Symptoms and what they really mean

SymptomLikely cause
"No 'Access-Control-Allow-Origin' header is present"The middleware isn't installed, or your origin isn't in the list
"The value of the 'Access-Control-Allow-Origin' header in the response must not be the wildcard '*' when the request's credentials mode is 'include'"allow_credentials=True with allow_origins=["*"]
Preflight gets a 405 Method Not AllowedThe CORS middleware is after a more restrictive one, or not registered at all
Cookie isn't sent on cross-origin requestsNeed credentials: "include" on the fetch and allow_credentials=True on the server and SameSite=None; Secure on the cookie
Works in Postman, fails in browserThat's the whole point - CORS is a browser-only check. Postman doesn't enforce it.

The "works in Postman" one is worth saying out loud: if it works in Postman but fails in the browser, the bug is in your CORS configuration, not in your route.

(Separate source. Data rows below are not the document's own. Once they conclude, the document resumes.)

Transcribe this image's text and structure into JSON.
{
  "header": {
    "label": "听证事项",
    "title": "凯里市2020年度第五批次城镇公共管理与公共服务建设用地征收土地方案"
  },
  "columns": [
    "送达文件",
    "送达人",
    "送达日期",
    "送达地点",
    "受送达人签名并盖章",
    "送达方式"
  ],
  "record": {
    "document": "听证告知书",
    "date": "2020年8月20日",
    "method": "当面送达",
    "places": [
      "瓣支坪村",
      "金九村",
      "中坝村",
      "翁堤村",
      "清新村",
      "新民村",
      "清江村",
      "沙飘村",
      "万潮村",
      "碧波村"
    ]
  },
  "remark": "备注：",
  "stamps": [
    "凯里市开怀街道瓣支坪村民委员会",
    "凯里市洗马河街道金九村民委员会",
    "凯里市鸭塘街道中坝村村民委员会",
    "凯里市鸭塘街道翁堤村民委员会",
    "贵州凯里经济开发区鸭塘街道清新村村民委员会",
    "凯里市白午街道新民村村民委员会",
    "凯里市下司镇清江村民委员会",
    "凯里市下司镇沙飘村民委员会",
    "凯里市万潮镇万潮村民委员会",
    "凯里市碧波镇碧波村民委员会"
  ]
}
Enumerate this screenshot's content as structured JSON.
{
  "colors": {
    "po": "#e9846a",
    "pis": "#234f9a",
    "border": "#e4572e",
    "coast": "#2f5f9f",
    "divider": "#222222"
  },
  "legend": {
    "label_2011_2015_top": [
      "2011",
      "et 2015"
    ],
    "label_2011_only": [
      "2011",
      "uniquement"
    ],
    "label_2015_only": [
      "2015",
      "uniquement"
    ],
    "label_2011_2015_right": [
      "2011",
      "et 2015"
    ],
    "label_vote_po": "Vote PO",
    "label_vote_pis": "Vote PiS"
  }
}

Two anti-patterns to avoid

Putting other middlewares between CORS and your routes can swallow the preflight OPTIONS requests. The CORS middleware needs to handle them. If your auth middleware tries to authenticate an OPTIONS request and rejects it, the preflight fails. Register CORSMiddleware early.

Disabling CORS "to make it work" by allowing everything. That ships to production and stays there for years. Be explicit about which origins, and prune the list when frontends are decommissioned.

A final note

CORS exists because the alternative is much worse. Without it, any random site you visited could quietly make authenticated requests to your bank, your email, your everything. The friction is the safety feature. Once you've configured it once, the rest is muscle memory.